His eyes remained rooted to it. He was unable to lift them, unable to look Mr Sarotzini in the face. The hideous image of Van Rhoe collapsing to the ground seemed to reflect at him straight from its grey plastic casing.
‘Would you prefer that I make the telephone call for you?’
John looked up, bleakly. Susan had been trying to escape, Christ she must have been desperate. But a confrontation here with Mr Sarotzini wasn’t going to get them anywhere. She had – allegedly – killed Casey and the police had not been informed. She had stabbed Van Rhoe, and again no one had called the police.

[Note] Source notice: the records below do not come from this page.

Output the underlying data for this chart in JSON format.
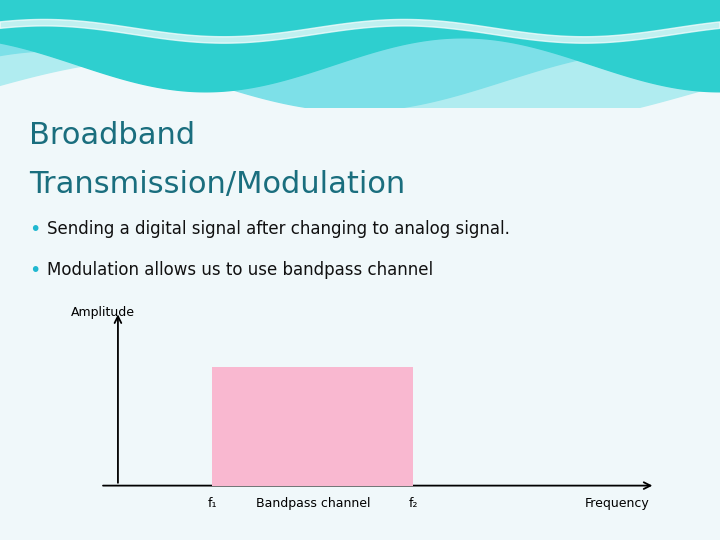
{
  "title_line1": "Broadband",
  "title_line2": "Transmission/Modulation",
  "title_color": "#1a6e7e",
  "bullet1": "Sending a digital signal after changing to analog signal.",
  "bullet2": "Modulation allows us to use bandpass channel",
  "bullet_color": "#111111",
  "bullet_dot_color": "#20b8d0",
  "bg_color": "#f0f8fa",
  "wave_color1": "#2ecfcf",
  "wave_color2": "#7de0e8",
  "wave_color3": "#b0ecf0",
  "diagram_ylabel": "Amplitude",
  "diagram_xlabel": "Frequency",
  "diagram_f1_label": "f₁",
  "diagram_f2_label": "f₂",
  "diagram_channel_label": "Bandpass channel",
  "diagram_rect_color": "#f9b8d0",
  "title_fontsize": 22,
  "bullet_fontsize": 12,
  "diag_fontsize": 9
}
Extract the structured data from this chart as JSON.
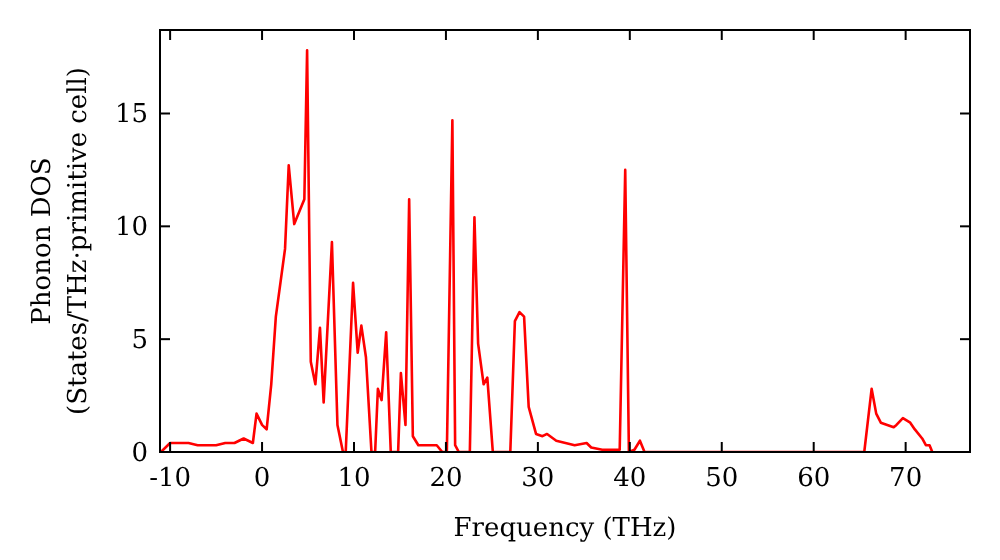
{
  "chart_data": {
    "type": "line",
    "xlabel": "Frequency (THz)",
    "ylabel": "Phonon DOS\n(States/THz·primitive cell)",
    "xlim": [
      -11.1,
      77
    ],
    "ylim": [
      0,
      18.7
    ],
    "xticks": [
      -10,
      0,
      10,
      20,
      30,
      40,
      50,
      60,
      70
    ],
    "yticks": [
      0,
      5,
      10,
      15
    ],
    "grid": false,
    "marker": "none",
    "line_style": "solid",
    "series": [
      {
        "color": "#ff0000",
        "x": [
          -11,
          -10,
          -9,
          -8,
          -7,
          -6,
          -5,
          -4,
          -3,
          -2,
          -1,
          -0.6,
          0,
          0.5,
          1,
          1.5,
          2.5,
          2.9,
          3.5,
          4.6,
          4.9,
          5.3,
          5.8,
          6.3,
          6.7,
          7.6,
          8.2,
          8.8,
          9.1,
          9.9,
          10.4,
          10.8,
          11.3,
          11.9,
          12.3,
          12.6,
          13,
          13.5,
          14,
          14.8,
          15.1,
          15.6,
          16,
          16.4,
          17,
          19,
          19.6,
          20.1,
          20.7,
          21,
          21.4,
          22.6,
          23.1,
          23.5,
          24.1,
          24.5,
          25.1,
          27,
          27.5,
          28,
          28.5,
          29,
          29.8,
          30.5,
          31,
          32,
          33,
          34,
          35.3,
          35.8,
          37,
          38.9,
          39.5,
          39.9,
          40.5,
          41.1,
          41.6,
          65.5,
          66.3,
          66.8,
          67.3,
          68,
          68.7,
          69,
          69.7,
          70.5,
          71,
          71.8,
          72.2,
          72.6,
          72.9
        ],
        "values": [
          0,
          0.4,
          0.4,
          0.4,
          0.3,
          0.3,
          0.3,
          0.4,
          0.4,
          0.6,
          0.4,
          1.7,
          1.2,
          1,
          3,
          6,
          9,
          12.7,
          10.1,
          11.2,
          17.8,
          4,
          3,
          5.5,
          2.2,
          9.3,
          1.2,
          0,
          0,
          7.5,
          4.4,
          5.6,
          4.2,
          0,
          0,
          2.8,
          2.3,
          5.3,
          0,
          0,
          3.5,
          1.2,
          11.2,
          0.7,
          0.3,
          0.3,
          0,
          0,
          14.7,
          0.3,
          0,
          0,
          10.4,
          4.8,
          3,
          3.3,
          0,
          0,
          5.8,
          6.2,
          6,
          2,
          0.8,
          0.7,
          0.8,
          0.5,
          0.4,
          0.3,
          0.4,
          0.2,
          0.1,
          0.1,
          12.5,
          0,
          0.1,
          0.5,
          0,
          0,
          2.8,
          1.7,
          1.3,
          1.2,
          1.1,
          1.2,
          1.5,
          1.3,
          1,
          0.6,
          0.3,
          0.3,
          0
        ]
      }
    ]
  }
}
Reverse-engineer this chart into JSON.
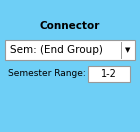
{
  "bg_color": "#6ecff6",
  "title": "Connector",
  "title_fontsize": 7.5,
  "title_fontweight": "bold",
  "dropdown_label": "Sem: (End Group)",
  "dropdown_arrow": "▼",
  "dropdown_fontsize": 7.5,
  "range_label": "Semester Range:",
  "range_label_fontsize": 6.5,
  "range_value": "1-2",
  "range_value_fontsize": 7,
  "box_bg": "#ffffff",
  "box_edge": "#999999",
  "text_color": "#000000",
  "fig_width": 1.4,
  "fig_height": 1.32,
  "dpi": 100
}
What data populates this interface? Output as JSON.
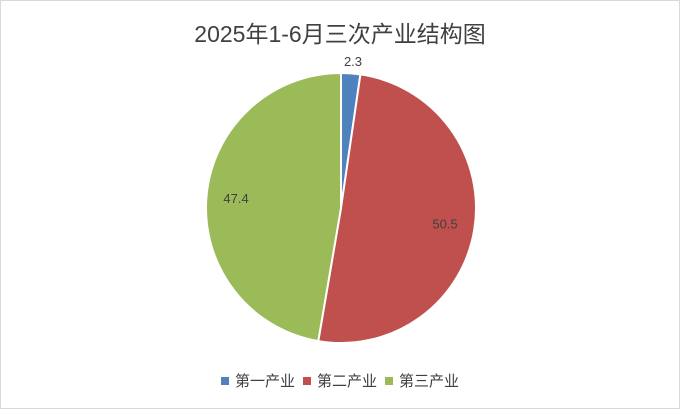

Was Sarotzini trying to protect Susan?
Or hide something?
‘I’m going to talk to Susan before I make any decision,’ John said.
Mr Sarotzini gestured with his hand. ‘Mr Kündz will take you to her room – but a word of warning first, Mr Carter. I think you need to be careful about what you tell your wife. She is in a state of considerable mental distress. She knows, although she is reluctant to believe it, that she was responsible for her sister’s death by disconnecting her air line. But she seems to have blotted from her mind her attack on Mr Van Rhoe. It is fortunate that there were no witnesses to this incident other than our own staff.’ He inclined his head, giving John a knowing look.